"Another question, Cap'n--why did the unknown bother
to take my 'Who's Who' out of the bookcase, where I should normally have
looked for it, and put it on that particular shelf?"
Warily, for his scalp was prickling with a premonition of danger, Dundee
crossed the room to the shelf, but his hand did not reach out for the
red book, which might have been expected to solve one problem, at least.
"_Why the shelf?_" he asked himself again. Why not the desk top, or the
mantelpiece, or the smoking table beside the big armchair?
The shelf, with its drapery of rather fine old silk tapestry, offered no
answer in itself, for it held nothing except the red book, a Chinese
bowl, and a humidor of tobacco.
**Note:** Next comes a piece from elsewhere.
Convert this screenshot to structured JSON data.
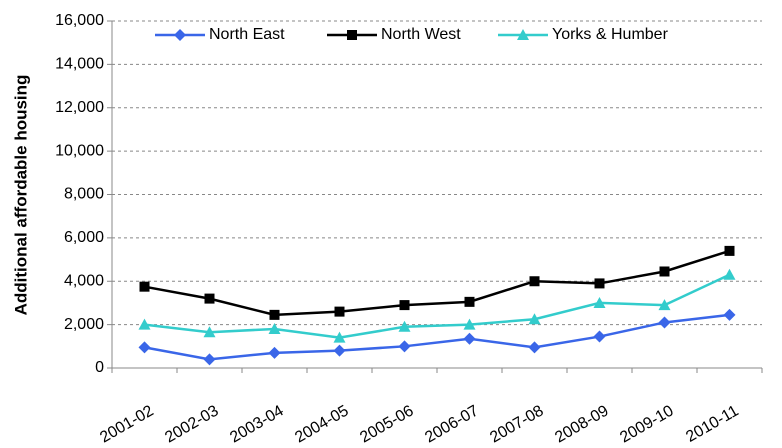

And beneath the shelf was nothing but
the old-fashioned register, the opening covered with a screwed-on metal
screen which was a mass of big holes to permit the escape of hot air
when the furnace was going in the winter....
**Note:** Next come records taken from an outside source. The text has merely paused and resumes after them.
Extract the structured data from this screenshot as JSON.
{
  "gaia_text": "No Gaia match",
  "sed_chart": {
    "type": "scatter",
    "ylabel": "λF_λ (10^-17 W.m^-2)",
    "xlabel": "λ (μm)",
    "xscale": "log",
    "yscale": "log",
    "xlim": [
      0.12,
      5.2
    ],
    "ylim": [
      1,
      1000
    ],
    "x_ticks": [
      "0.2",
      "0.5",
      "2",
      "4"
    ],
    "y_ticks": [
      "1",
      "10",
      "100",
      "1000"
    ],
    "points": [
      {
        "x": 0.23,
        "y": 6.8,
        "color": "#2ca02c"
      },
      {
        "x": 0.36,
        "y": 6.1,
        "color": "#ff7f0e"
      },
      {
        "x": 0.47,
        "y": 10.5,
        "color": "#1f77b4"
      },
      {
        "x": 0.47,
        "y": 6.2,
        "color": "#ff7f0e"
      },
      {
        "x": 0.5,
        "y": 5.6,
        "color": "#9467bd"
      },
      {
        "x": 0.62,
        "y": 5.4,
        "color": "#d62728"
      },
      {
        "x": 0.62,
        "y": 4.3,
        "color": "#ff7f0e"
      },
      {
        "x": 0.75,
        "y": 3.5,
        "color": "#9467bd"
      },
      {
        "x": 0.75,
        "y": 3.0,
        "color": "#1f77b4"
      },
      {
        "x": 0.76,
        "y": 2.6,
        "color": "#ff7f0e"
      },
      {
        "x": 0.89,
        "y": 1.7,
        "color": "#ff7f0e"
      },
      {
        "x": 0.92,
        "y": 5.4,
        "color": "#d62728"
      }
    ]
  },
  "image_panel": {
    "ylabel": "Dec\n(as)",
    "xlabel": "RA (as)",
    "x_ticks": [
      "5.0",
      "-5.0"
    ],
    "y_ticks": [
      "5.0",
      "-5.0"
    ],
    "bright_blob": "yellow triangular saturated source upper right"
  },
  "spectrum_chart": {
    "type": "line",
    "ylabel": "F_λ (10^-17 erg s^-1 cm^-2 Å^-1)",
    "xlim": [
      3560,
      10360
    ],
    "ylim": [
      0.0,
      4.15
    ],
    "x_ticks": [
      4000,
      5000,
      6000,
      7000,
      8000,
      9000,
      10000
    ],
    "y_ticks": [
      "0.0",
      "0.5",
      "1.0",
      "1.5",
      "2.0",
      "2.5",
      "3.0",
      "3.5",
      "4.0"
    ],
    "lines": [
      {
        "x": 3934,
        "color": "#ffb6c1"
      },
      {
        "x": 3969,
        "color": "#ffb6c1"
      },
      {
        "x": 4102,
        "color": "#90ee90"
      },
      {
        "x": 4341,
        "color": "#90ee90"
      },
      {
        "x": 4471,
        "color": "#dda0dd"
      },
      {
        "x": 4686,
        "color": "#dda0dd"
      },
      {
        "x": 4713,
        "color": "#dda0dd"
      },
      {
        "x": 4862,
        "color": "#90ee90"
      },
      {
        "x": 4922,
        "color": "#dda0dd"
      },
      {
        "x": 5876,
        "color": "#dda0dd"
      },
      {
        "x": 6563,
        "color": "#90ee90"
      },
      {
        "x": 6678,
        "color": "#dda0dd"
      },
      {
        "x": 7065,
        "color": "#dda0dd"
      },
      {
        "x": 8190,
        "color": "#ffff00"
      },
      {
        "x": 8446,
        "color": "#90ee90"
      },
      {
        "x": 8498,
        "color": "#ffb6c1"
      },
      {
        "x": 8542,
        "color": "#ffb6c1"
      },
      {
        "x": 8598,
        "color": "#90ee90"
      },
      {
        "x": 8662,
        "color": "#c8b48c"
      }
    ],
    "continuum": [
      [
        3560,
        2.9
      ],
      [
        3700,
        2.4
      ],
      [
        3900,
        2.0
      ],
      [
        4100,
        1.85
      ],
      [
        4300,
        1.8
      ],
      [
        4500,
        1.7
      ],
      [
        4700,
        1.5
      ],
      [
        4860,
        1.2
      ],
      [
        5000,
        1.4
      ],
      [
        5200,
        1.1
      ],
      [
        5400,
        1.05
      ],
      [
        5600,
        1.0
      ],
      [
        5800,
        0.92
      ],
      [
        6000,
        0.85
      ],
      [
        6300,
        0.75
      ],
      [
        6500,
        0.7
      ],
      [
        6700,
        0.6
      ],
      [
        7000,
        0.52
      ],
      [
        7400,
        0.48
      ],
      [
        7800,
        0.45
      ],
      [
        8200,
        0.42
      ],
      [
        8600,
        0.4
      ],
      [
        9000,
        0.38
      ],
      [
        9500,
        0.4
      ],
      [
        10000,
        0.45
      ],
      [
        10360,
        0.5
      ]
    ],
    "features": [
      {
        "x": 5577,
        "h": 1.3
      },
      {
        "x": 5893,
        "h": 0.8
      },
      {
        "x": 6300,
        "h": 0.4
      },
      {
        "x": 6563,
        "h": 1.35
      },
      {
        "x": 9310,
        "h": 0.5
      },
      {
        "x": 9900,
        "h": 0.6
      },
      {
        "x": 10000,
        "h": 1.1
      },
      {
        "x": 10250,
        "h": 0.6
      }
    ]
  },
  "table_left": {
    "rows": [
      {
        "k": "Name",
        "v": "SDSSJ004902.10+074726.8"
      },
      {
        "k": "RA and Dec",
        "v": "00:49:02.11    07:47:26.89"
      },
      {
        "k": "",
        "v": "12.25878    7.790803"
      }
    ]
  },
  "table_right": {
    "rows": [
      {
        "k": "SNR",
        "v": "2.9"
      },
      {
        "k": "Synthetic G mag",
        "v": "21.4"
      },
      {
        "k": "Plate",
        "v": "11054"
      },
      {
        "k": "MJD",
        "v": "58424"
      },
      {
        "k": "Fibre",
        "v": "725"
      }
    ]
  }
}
Suddenly Dundee stooped and stared with eyes that were widened with
excitement and a certain amount of horror. Then he rose, and, standing
far to one side, picked up the fat volume which lay on the shelf. As he
had expected, a bullet whizzed noiselessly across the room and buried
itself in the plaster of the wall opposite--a bullet which would have
ploughed through his own heart if he had obeyed his first impulse and
gone directly to the shelf to obey the instructions in the note.